We saw the spectacle of President Bush, Secretary of State Condoleeza Rice, Secretary of Commerce Carlos Gutierrez, and U.S. Trade Representative Rob Portman engaged in horse trading, bribery, and threats to eke out a victory despite overwhelming public opinion against CAFTA. The House leadership promised to "break arms into a thousand pieces" as Arizona Representative Jim Kolbe said. House Ways and Means Chairman Bill Thomas of California held up the all important, for pork, highway bill until the CAFTA vote was clear, so rewards and punishments could be meted out. So much for immovable values and morality. CAFTA was a win because we bucked the globalization trend, made future trade deals harder, and set the stage for advocating competition in the next Farm Bill.

Proponents that argued the economics of CAFTA were compelling; until it became clear the gross domestic product of each CAFTA country was the size of a small U.S. city, hardly an economic boon. We also showed NAFTA impoverished Mexican farmers, making it unlikely CAFTA farmers would prosper. Indeed the U.S. became a net food importer for the first time in history during NAFTA's reign.

Proponents then abandoned that argument stating this was a democracy issue for the CAFTA countries. But producers revealed CAFTA guts and out-sources our democracy by allowing unelected foreign bureaucrats to strike local, state, and federal American laws if they believe the laws interfere with CAFTA.

Rep. Ron Paul of Texas, Rep. Dennis Rehberg of Montana, and Rep. Stephanie Herseth of South Dakota are among those to be commended for voting against CAFTA and for America. All Nebraska's representatives voted for CAFTA, as well as all Iowa's representatives except Leonard Boswell.

We must not be forgetful. Farmers, ranchers and feeders need to remember who voted for CAFTA. This information is at www.competitivemarkets.com. There are 217 House members and 54 Senators that voted for CAFTA and against America. Remember also that Ag Secretary Mike Johanns told the world in July that beef prices were too high, and now he has driven prices right back down after opening the Canadian border. Rural communities are hurting again.

Independent agriculture went toe to toe with the administration, Cargill, Tyson and the multinational monopolists and nearly won. We implanted a backbone in some House members who would never have thought to oppose the economically and democratically devastating globalization trend. This is not the time to give up. It is the time to pour on the coals.
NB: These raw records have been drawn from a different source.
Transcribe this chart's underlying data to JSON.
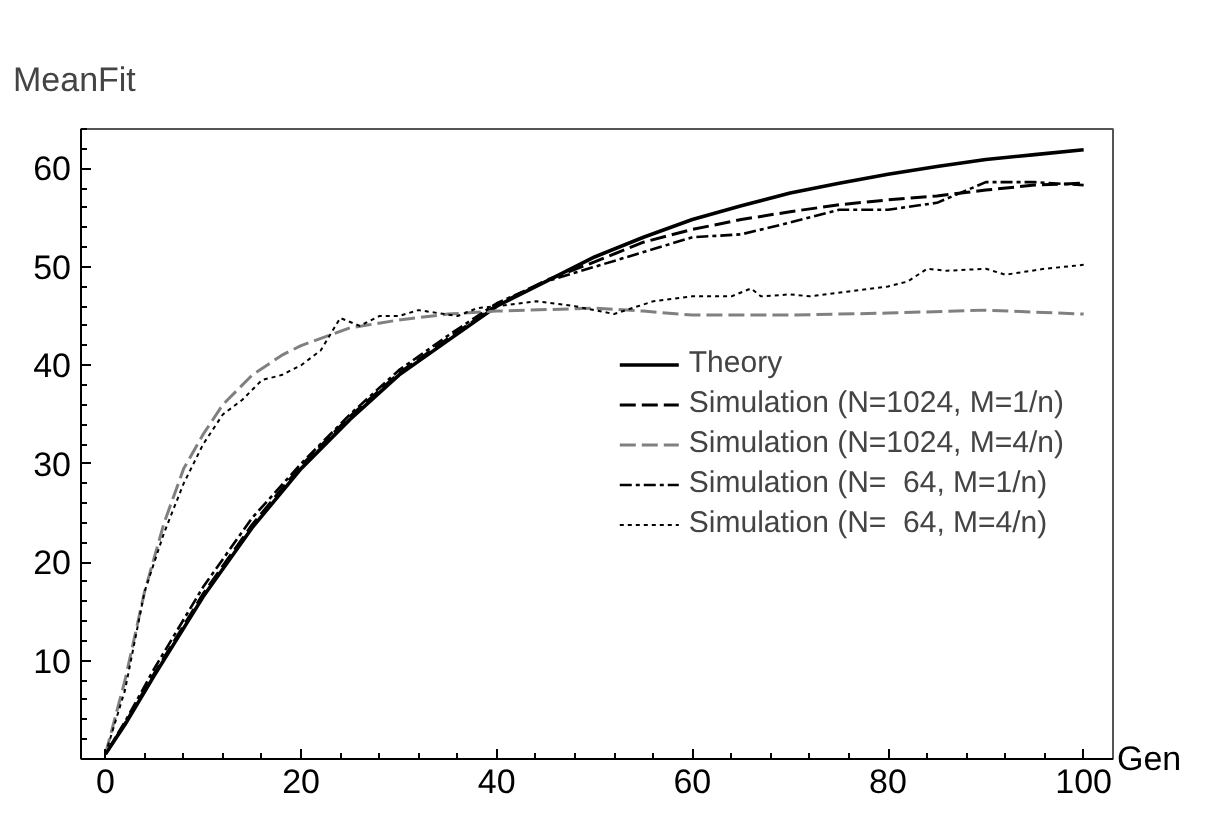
{
  "chart_data": {
    "type": "line",
    "xlabel": "Gen",
    "ylabel": "MeanFit",
    "xlim": [
      -2.5,
      103
    ],
    "ylim": [
      0,
      64
    ],
    "xticks": [
      0,
      20,
      40,
      60,
      80,
      100
    ],
    "yticks": [
      10,
      20,
      30,
      40,
      50,
      60
    ],
    "grid": false,
    "legend": "right",
    "series": [
      {
        "name": "Theory",
        "color": "#000000",
        "line_style": "solid",
        "x": [
          0,
          2,
          5,
          10,
          15,
          20,
          25,
          30,
          35,
          40,
          45,
          50,
          55,
          60,
          65,
          70,
          75,
          80,
          85,
          90,
          95,
          100
        ],
        "values": [
          0.5,
          3.5,
          8.5,
          16.5,
          23.5,
          29.5,
          34.5,
          39,
          42.5,
          46,
          48.5,
          51,
          53,
          54.8,
          56.2,
          57.5,
          58.5,
          59.4,
          60.2,
          60.9,
          61.4,
          61.9
        ]
      },
      {
        "name": "Simulation (N=1024, M=1/n)",
        "color": "#000000",
        "line_style": "dashed",
        "x": [
          0,
          2,
          5,
          10,
          15,
          20,
          25,
          30,
          35,
          40,
          45,
          50,
          55,
          60,
          65,
          70,
          75,
          80,
          85,
          90,
          95,
          100
        ],
        "values": [
          0.5,
          3.6,
          8.7,
          16.8,
          23.8,
          29.8,
          34.8,
          39.2,
          42.7,
          46.1,
          48.6,
          50.5,
          52.5,
          53.8,
          54.8,
          55.6,
          56.3,
          56.8,
          57.2,
          57.8,
          58.3,
          58.5
        ]
      },
      {
        "name": "Simulation (N=1024, M=4/n)",
        "color": "#808080",
        "line_style": "dashed",
        "x": [
          0,
          2,
          4,
          6,
          8,
          10,
          12,
          15,
          18,
          20,
          25,
          30,
          35,
          40,
          50,
          55,
          60,
          70,
          80,
          90,
          95,
          100
        ],
        "values": [
          0.5,
          8,
          17,
          24,
          29.5,
          33,
          36,
          39,
          41,
          42,
          43.8,
          44.6,
          45.2,
          45.5,
          45.8,
          45.5,
          45.1,
          45.1,
          45.3,
          45.6,
          45.4,
          45.2
        ]
      },
      {
        "name": "Simulation (N=  64, M=1/n)",
        "color": "#000000",
        "line_style": "dashdot",
        "x": [
          0,
          2,
          5,
          10,
          15,
          20,
          25,
          30,
          35,
          40,
          45,
          50,
          55,
          60,
          65,
          70,
          75,
          80,
          85,
          90,
          95,
          100
        ],
        "values": [
          0.5,
          3.8,
          9.2,
          17.5,
          24.5,
          30,
          35,
          39.5,
          43,
          46.3,
          48.5,
          50,
          51.5,
          53,
          53.3,
          54.5,
          55.8,
          55.8,
          56.5,
          58.6,
          58.6,
          58.3
        ]
      },
      {
        "name": "Simulation (N=  64, M=4/n)",
        "color": "#000000",
        "line_style": "dotted",
        "x": [
          0,
          2,
          4,
          6,
          8,
          10,
          12,
          14,
          16,
          18,
          20,
          22,
          24,
          26,
          28,
          30,
          32,
          34,
          36,
          38,
          40,
          44,
          48,
          52,
          56,
          60,
          64,
          66,
          67,
          70,
          72,
          76,
          80,
          82,
          84,
          86,
          90,
          92,
          96,
          100
        ],
        "values": [
          0.5,
          7,
          17,
          23,
          28,
          32,
          35,
          36.5,
          38.5,
          39,
          40,
          41.5,
          44.8,
          44,
          45,
          45,
          45.6,
          45.3,
          45,
          45.8,
          46,
          46.5,
          46,
          45.2,
          46.5,
          47,
          47,
          47.8,
          47,
          47.2,
          47,
          47.5,
          48,
          48.5,
          49.8,
          49.6,
          49.8,
          49.2,
          49.8,
          50.2
        ]
      }
    ]
  }
}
Now comes the Farm Bill, in which producers' competition reform, including a packer ownership prohibition, captive supply reform, contract arbitration fairness, and other pro-competition solutions to agriculture. USDA is holding its carefully staged "listening sessions" while restricting discussion issues on the Farm Bill. The Doha Round of WTO talks are threatening to further restrict our ability to govern ourselves.

American agriculture has risen up in strength to come close to victory where demoralizing defeat was the prior norm. Our obligation is to hold our Senators and Representatives accountable for doing the wrong thing, and praising those doing the right thing. Our Founding Fathers sacrificed more and achieved more. We have sacrificed some and achieved some. It is time to do more.